Background: Lung cancer is the most common of all malignant tumors. Traditional tumor staging has general sensitivity and specificity in predicting patient prognosis. Ferroptosis is a novel form of non-apoptotic form of cell death promoted by lipid peroxidation. Ferroptosis may be involved in the malignant progression of tumors through the regulation of glutathione depletion or the P53 signaling pathway. However, there are fewer studies on the impact of ferroptosis on tumor prognosis.
Methods: We summarized 22 molecules that regulate ferroptosis. The transcriptome and corresponding clinical data were obtained from the Cancer Genome Atlas (TCGA) and the Gene Expression Omnibus (GEO) databases. The Wilcoxon test was utilized to analyze the expression of ferroptosis-related genes. We established risk score signatures, and all patients divided into two groups. Survival curves and multifactorial Cox regression analyses were performed to explore the prognostic value of ferroptosis on lung adenocarcinoma (LUAD).
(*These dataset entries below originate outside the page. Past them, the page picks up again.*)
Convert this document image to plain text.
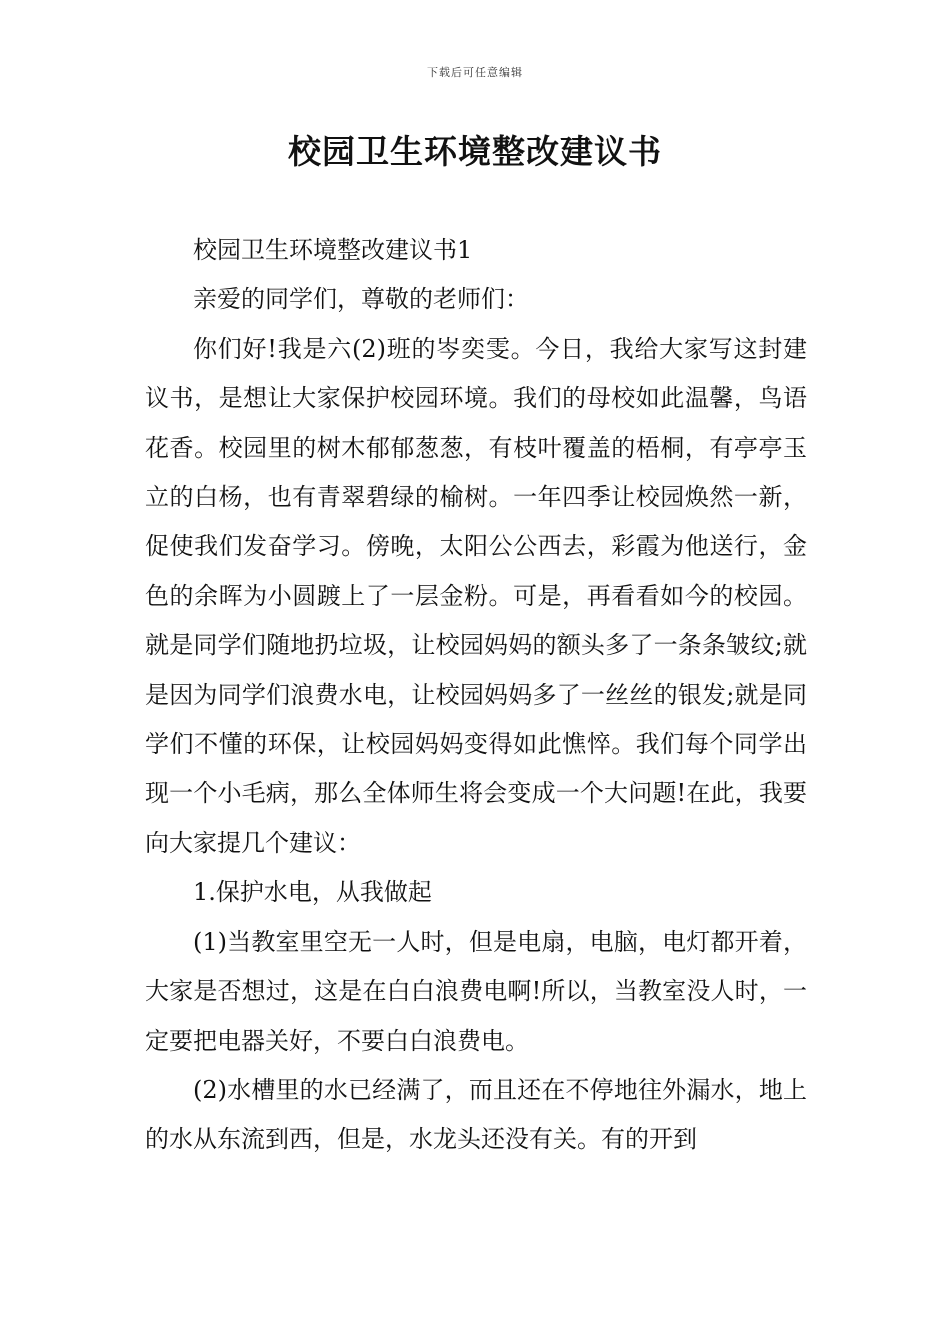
下载后可任意编辑
校园卫生环境整改建议书

校园卫生环境整改建议书1

亲爱的同学们，尊敬的老师们：

你们好!我是六(2)班的岑奕雯。今日，我给大家写这封建议书，是想让大家保护校园环境。我们的母校如此温馨，鸟语花香。校园里的树木郁郁葱葱，有枝叶覆盖的梧桐，有亭亭玉立的白杨，也有青翠碧绿的榆树。一年四季让校园焕然一新，促使我们发奋学习。傍晚，太阳公公西去，彩霞为他送行，金色的余晖为小圆踱上了一层金粉。可是，再看看如今的校园。就是同学们随地扔垃圾，让校园妈妈的额头多了一条条皱纹;就是因为同学们浪费水电，让校园妈妈多了一丝丝的银发;就是同学们不懂的环保，让校园妈妈变得如此憔悴。我们每个同学出现一个小毛病，那么全体师生将会变成一个大问题!在此，我要向大家提几个建议：

1.保护水电，从我做起

(1)当教室里空无一人时，但是电扇，电脑，电灯都开着，大家是否想过，这是在白白浪费电啊!所以，当教室没人时，一定要把电器关好，不要白白浪费电。

(2)水槽里的水已经满了，而且还在不停地往外漏水，地上的水从东流到西，但是，水龙头还没有关。有的开到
Results: We found that most ferroptosis-related genes are specifically expressed in LUAD tissue. We established a six‑mRNA signature and a seven‑IncRNA signature. All the models showed high predictive performance (AUC: 0.66–0.8), and patients in the low-risk group had higher overall survival than those in the high-risk group (P<0.05). The risk score is an independent risk factor for predicting the prognosis of LUAD.
Conclusions: Our study demonstrates the critical role of ferroptosis in LUAD, and it is expected to supply a reference for the prognostic stratification of LUAD.